Томаса дернули за рукав, и он обернулся. Жак приплясывал на снегу, морща нос.
— Ну как, идем, что ли? Или ты собрался читать «Отче наш»?
— Для того, кто рвется стать служителем ордена, ты не слишком-то почтительно отзываешься об его уставе.
— Служителем, а не рыцарем!
Жак важно воздел палец. К этому времени молодые люди уже приближались к городским воротам, что не мешало Жаку трещать, как сороке.

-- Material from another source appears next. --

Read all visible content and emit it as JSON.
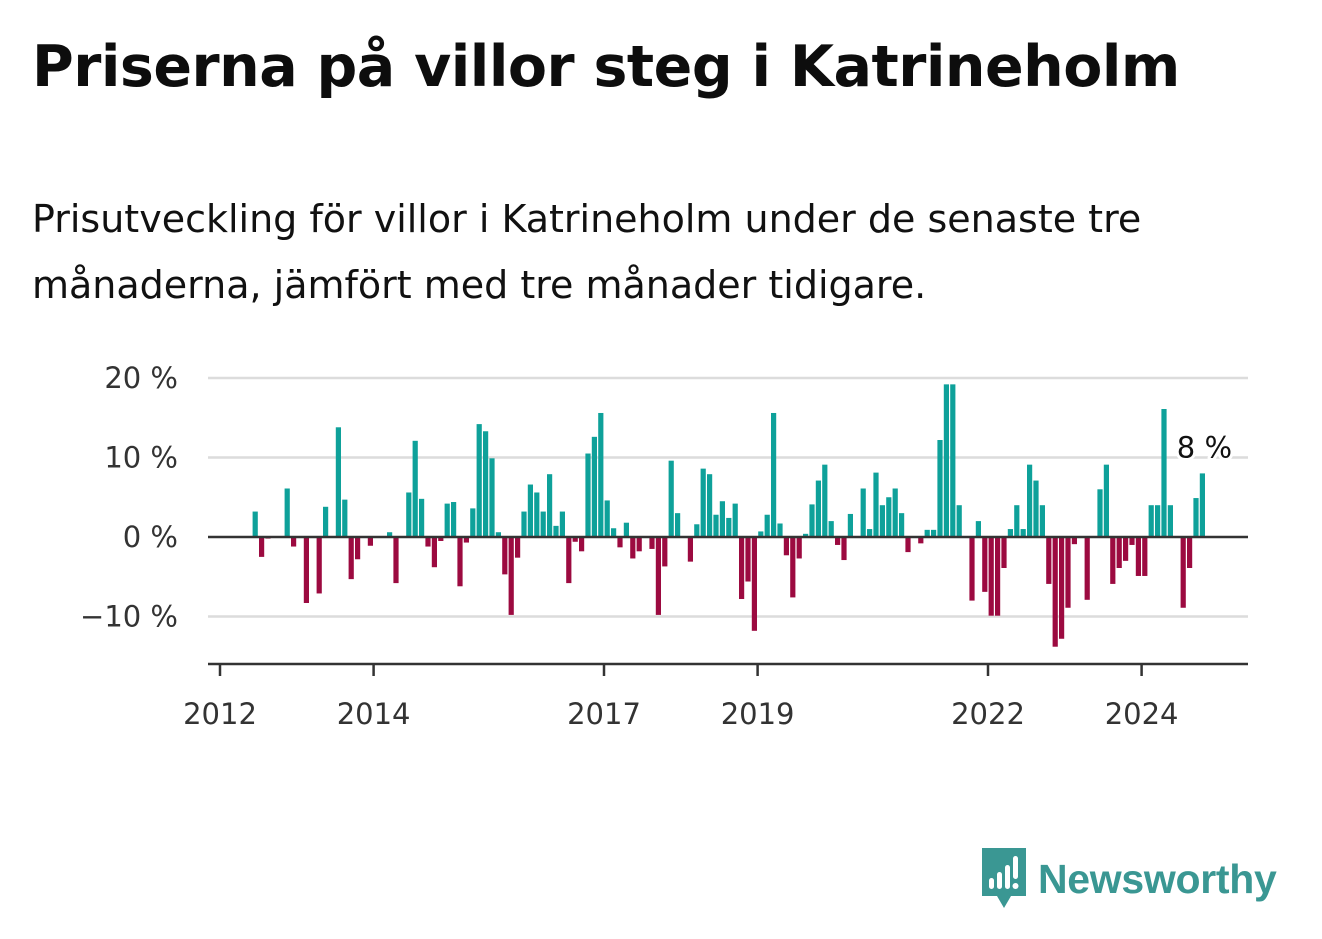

— Это рыцарей при посвящении допрашивают, не совершали ли они дурных поступков, не грешили ли против святой церкви, да состояли ли их матушка и отец в законном браке, да не приносили ли они клятв и обетов другим орденам и прочее, и прочее. Вот тебя спросят. А с меня взятки гладки — скажу, что я добрый католик, долгов не имею, ибо гол, как сокол, и любимой женушки у меня тоже нет…
— Потому как кто ж за тебя пойдет, — невозмутимо перебил его Томас.
— Тут ты очень ошибаешься, друг мой — ибо от желающих не было отбою с тех пор, как стукнуло мне…
Жак продолжал болтать, но Томаса гораздо больше занимало то, что он видел по сторонам. За полтора месяца, проведенные в Тампле, молодой шотландец еще ни разу не выходил в город.
Париж был огорожен высоким валом, выстроенным в дни правления Филиппа Августа. По верху стены вышагивали дозорные, а по внешнему ее краю возвышались круглые башенки, отстоявшие друг от друга на расстояние полета стрелы. За воротами дорога сужалась, перетекая в улицу Сен-Мартен. Дома, на окраине невысокие и довольно редкие, сделались выше, стеснились и вскоре уже стояли сплошным рядом. Грязь под ногами сменилась брусчатой мостовой. По бокам шли сточные канавы, а у порогов домов виднелись добротные каменные скамьи, сейчас присыпанные свежим снежком. Прохожих, телег и вьючных животных становилось все больше. Дыхание морозным парком вырывалось из людских ртов, лошади фыркали, мулы и ослы ревели. Из окон высовывались горожанки, перешучивались, ссорились, а порой в спор вступали и их мужья. Кричали уличные разносчики, над лотками курился пар.